Chet Wisniewski had a question. He wanted to know how secure some of the knockoff smart devices he’d seen at Fry’s Electronics actually were. Wisniewski is the head security researcher at Sophos, a cybersecurity company, so finding out the answers to questions like that is all in a day’s work.
Wisniewski filled his Fry’s shopping cart up with smart devices that each cost a fraction of what he would have paid if he’d assembled a quality smart home system, paid, and lugged them all home. What he discovered was jaw-dropping. Wisniewski didn’t even have to hack any hardware to worm his way onto his network through the cheapo smart gadgets. The software, riddled with vulnerable, outdated code, was all he needed. It took him under an hour.
We’ve written extensively about how easy it is for hackers to turn apps into multimillion-dollar scams. We’ve also documented scary cases where criminals hijack physical infrastructure in heists that make the crippling Colonial Pipeline ransomware attack read like backpage news.

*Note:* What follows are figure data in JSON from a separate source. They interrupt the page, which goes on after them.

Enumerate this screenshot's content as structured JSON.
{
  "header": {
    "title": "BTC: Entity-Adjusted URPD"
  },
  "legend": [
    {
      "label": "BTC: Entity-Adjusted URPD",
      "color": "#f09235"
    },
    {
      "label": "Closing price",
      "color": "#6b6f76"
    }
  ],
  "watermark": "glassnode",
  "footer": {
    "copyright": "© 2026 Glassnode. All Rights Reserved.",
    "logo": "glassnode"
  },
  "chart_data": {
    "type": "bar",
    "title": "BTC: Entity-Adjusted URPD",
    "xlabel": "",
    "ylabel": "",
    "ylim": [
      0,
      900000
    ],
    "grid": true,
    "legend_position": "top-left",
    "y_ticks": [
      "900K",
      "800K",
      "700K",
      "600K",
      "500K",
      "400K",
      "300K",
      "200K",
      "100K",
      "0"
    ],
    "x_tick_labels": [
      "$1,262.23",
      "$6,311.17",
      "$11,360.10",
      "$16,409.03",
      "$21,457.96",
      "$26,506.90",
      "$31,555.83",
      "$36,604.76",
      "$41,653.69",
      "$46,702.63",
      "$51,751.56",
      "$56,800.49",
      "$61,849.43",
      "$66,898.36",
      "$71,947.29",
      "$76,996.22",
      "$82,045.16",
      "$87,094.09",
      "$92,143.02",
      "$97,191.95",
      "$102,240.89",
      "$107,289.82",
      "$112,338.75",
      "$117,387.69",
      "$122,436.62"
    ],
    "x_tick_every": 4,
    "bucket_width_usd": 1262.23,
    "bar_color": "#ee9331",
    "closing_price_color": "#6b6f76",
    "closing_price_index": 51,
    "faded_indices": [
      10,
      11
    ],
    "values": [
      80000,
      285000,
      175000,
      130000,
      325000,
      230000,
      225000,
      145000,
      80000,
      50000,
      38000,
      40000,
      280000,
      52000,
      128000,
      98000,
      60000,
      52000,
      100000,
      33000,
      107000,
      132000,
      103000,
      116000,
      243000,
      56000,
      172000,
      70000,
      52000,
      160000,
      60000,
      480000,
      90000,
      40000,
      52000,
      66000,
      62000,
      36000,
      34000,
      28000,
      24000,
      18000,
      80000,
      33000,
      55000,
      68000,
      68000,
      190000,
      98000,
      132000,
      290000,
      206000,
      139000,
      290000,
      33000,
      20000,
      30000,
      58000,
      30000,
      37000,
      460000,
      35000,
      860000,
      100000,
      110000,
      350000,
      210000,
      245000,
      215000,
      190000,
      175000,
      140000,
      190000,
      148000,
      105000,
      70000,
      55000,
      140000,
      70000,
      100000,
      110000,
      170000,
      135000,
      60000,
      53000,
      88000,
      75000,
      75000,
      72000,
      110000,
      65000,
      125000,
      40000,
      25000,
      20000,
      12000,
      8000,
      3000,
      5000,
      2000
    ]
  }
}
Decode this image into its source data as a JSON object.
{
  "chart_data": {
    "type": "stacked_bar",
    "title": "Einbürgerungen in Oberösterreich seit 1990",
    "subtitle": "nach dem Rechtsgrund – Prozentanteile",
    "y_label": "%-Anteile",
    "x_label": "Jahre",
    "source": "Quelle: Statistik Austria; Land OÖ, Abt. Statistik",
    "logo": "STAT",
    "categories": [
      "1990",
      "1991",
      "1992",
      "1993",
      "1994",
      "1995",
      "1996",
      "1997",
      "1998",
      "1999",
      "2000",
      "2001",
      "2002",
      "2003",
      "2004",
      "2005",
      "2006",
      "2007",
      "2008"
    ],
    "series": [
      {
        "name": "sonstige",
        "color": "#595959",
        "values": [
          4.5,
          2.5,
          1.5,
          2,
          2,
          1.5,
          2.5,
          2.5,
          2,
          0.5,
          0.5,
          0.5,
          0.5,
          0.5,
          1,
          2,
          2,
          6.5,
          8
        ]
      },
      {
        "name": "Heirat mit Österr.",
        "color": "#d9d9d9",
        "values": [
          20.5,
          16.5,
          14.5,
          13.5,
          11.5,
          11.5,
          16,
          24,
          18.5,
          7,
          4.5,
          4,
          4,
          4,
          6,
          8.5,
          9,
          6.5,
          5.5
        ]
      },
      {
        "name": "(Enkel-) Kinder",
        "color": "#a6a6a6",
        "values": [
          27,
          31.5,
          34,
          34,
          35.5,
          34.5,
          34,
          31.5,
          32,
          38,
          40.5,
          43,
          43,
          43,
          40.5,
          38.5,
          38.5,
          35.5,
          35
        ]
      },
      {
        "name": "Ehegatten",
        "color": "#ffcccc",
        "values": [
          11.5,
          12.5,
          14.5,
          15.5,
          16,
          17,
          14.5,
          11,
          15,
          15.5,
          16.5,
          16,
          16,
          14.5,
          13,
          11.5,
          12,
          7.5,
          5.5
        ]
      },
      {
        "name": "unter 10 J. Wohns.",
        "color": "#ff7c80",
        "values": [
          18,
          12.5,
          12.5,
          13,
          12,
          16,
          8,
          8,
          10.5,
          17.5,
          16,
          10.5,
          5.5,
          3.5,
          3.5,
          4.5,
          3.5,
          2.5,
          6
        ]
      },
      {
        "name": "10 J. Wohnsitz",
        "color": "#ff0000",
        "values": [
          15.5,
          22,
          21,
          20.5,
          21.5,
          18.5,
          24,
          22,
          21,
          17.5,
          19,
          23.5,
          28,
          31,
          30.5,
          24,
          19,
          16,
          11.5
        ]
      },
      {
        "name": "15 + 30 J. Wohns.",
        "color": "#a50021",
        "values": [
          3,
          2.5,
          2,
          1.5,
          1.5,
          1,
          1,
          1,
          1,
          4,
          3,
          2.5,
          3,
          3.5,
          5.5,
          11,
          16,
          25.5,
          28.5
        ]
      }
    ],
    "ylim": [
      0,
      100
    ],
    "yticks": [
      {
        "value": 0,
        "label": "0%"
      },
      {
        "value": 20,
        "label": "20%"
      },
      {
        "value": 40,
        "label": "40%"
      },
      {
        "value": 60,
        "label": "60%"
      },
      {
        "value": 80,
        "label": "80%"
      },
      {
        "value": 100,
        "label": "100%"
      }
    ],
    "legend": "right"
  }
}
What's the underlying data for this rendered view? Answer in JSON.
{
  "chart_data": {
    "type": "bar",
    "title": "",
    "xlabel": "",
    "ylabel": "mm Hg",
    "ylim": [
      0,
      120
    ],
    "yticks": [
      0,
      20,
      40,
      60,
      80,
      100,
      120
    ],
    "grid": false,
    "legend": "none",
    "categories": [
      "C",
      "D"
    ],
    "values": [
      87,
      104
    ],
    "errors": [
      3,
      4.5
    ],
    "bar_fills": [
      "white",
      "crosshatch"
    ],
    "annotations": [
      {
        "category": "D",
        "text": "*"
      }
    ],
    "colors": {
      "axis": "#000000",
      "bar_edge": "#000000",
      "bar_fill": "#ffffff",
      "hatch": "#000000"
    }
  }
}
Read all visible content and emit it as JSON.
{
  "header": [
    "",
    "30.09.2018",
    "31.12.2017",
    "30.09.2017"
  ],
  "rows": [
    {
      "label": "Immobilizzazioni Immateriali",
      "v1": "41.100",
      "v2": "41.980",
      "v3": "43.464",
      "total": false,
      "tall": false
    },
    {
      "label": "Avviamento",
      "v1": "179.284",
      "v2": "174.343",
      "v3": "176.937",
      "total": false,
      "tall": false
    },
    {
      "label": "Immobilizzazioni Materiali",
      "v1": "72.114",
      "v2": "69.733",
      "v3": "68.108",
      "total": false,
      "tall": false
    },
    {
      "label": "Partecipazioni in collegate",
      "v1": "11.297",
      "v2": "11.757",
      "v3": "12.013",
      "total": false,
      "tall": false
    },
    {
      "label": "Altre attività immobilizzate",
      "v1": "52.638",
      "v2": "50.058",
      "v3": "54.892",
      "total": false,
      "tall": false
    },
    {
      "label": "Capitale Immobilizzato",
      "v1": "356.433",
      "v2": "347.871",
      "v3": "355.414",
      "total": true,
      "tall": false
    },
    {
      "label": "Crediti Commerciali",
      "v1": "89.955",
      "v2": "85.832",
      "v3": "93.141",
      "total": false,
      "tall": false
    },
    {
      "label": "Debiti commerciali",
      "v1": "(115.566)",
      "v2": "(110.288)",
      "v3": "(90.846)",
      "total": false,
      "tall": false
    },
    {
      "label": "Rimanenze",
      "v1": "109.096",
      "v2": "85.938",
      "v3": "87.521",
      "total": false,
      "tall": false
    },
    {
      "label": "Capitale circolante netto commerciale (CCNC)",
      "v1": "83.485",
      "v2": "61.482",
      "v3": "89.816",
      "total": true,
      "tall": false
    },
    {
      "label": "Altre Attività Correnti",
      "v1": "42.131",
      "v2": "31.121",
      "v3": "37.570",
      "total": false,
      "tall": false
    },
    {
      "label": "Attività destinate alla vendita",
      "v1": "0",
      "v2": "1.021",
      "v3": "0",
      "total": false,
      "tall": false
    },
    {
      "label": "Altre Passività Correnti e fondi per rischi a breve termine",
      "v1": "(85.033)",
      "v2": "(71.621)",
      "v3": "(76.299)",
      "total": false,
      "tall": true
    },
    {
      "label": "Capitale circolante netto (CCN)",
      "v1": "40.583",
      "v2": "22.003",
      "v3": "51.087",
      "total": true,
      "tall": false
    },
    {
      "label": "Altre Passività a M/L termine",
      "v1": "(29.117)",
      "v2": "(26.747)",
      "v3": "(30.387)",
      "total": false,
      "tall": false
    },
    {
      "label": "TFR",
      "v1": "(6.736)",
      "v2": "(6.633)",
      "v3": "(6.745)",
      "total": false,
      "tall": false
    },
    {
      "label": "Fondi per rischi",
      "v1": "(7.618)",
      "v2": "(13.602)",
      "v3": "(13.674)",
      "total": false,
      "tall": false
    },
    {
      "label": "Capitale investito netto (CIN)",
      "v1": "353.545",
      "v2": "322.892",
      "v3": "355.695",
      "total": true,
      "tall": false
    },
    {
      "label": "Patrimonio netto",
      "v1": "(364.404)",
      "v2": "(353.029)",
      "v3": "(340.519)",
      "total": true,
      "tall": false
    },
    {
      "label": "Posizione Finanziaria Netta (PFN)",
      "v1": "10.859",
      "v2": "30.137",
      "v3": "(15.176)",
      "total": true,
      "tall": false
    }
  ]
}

Hacks targeting smart home apps would lie somewhere in between. Using poorly secured software as a backdoor, hackers could theoretically gain control of our homes’ hardware from afar — even our connected home security systems. A backdoor through our apps would also expose any data on any of our connected devices (phones, laptops, and tablets) to theft and worse.
To sum up Wisniewski’s research: Cheap may be OK when you’re buying a T-shirt, but when you’re automating your home, it’s a huge risk.
How to stop this from happening to you: There’s a reason that top-rated smart devices make our best-of lists, and it’s not just because they look great in our homes. Like best-in-class home security systems, best-in-class smart products take security seriously, software included. This isn’t the case with any off-brand product you find on the shelves at Walmart. Your best defense against a lousy app riddled with dangerous security holes is to invest in well-made products that are constantly updated.
Did You Know? Nearly 80 percent of U.S. households reported owning at least one smart device in 2021.